Despite everything Microsoft and Yahoo! have been able to throw at it, Google’s share of the search business has just kept going up, to the point where it finally seems time to declare this contest done (though with two caveats – see below.) Whatever the next front in the battle for online dominance, it looks like it won’t be in search.

The latest figures from ComScore today make the point. Already dominant in Europe, Google’s share of US searches reached 58.5 per cent in October. That is up from only around 35 per cent in November 2004 – the month when Microsoft formally took the gloves off with the launch of its own search engine. In almost every month since, Google has bitten off a little more of the business. (Nielsen NetRatings figures show a slightly less dramatic rise, but the story is essentially the same.) Who would have predicted that three years ago?

A growing awareness that Google’s lead now looks impregnable has underpinned its latest stock price rise, and led one analyst this week to suggest that $900 a share is now in sight.

So what could go wrong? One caveat is that, despite Google’s massive brand and technological advantages, there is still nothing to stop its users defecting en masse for a better experience elsewhere.
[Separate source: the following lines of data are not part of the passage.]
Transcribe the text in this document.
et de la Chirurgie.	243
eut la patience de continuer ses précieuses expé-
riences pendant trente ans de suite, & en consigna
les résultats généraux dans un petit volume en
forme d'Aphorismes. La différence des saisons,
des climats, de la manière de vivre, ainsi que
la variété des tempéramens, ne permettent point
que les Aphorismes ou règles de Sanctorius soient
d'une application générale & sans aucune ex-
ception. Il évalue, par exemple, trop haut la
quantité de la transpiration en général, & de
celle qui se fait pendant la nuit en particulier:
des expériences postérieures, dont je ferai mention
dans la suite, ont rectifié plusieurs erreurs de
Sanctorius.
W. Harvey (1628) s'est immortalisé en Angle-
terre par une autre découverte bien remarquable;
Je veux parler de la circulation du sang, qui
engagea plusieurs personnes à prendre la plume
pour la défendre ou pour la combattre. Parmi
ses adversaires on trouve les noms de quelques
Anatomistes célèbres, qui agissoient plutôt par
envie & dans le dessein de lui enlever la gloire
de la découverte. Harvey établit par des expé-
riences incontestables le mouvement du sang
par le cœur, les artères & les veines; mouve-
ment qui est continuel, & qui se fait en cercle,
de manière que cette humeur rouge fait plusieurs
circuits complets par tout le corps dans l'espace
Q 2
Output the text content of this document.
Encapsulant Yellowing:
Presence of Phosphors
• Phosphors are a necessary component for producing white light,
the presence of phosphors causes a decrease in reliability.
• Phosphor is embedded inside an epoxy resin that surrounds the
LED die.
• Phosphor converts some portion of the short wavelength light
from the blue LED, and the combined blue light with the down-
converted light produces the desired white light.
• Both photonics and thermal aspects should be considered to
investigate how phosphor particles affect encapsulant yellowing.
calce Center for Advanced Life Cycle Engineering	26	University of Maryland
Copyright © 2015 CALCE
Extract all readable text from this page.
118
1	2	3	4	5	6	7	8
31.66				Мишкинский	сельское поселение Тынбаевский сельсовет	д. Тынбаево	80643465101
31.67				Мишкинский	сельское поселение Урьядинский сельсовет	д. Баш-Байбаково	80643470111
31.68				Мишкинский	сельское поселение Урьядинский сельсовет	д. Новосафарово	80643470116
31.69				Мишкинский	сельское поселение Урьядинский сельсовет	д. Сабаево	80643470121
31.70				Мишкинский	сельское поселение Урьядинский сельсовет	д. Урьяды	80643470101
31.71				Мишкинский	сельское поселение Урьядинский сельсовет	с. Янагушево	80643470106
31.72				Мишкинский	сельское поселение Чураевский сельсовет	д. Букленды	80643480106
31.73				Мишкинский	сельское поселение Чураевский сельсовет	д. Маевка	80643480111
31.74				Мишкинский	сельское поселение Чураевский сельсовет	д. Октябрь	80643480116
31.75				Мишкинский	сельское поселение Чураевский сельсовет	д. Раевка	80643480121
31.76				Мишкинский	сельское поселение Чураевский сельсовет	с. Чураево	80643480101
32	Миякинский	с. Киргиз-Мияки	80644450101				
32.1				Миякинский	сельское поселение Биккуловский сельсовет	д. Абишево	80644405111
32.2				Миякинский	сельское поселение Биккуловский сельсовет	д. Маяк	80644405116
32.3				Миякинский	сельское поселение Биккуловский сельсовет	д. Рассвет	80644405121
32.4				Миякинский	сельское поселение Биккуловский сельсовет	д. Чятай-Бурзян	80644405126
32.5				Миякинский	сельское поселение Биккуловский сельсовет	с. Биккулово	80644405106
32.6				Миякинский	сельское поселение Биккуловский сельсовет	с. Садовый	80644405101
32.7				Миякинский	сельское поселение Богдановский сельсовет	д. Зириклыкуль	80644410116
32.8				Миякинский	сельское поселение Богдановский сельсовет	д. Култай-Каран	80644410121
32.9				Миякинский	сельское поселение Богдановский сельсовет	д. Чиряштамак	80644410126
It has become fashionable to compare the maturing Google to Microsoft, but the lack of customer lock-in is formidable. The search wars are over for now, but this is a fight that can easily resume – after all, who would have expected a return to the Browser Wars?

The other caveat is China. Fair or not, Google has not been able to make much of a dent against Baidu in what is set to become the world’s biggest internet search market.

Still, it will be years before China boasts an online advertising business to match the scale of its internet audience. For the next few years at least, the lion’s share of the booming profits from internet search now look destined to flow into Google’s coffers.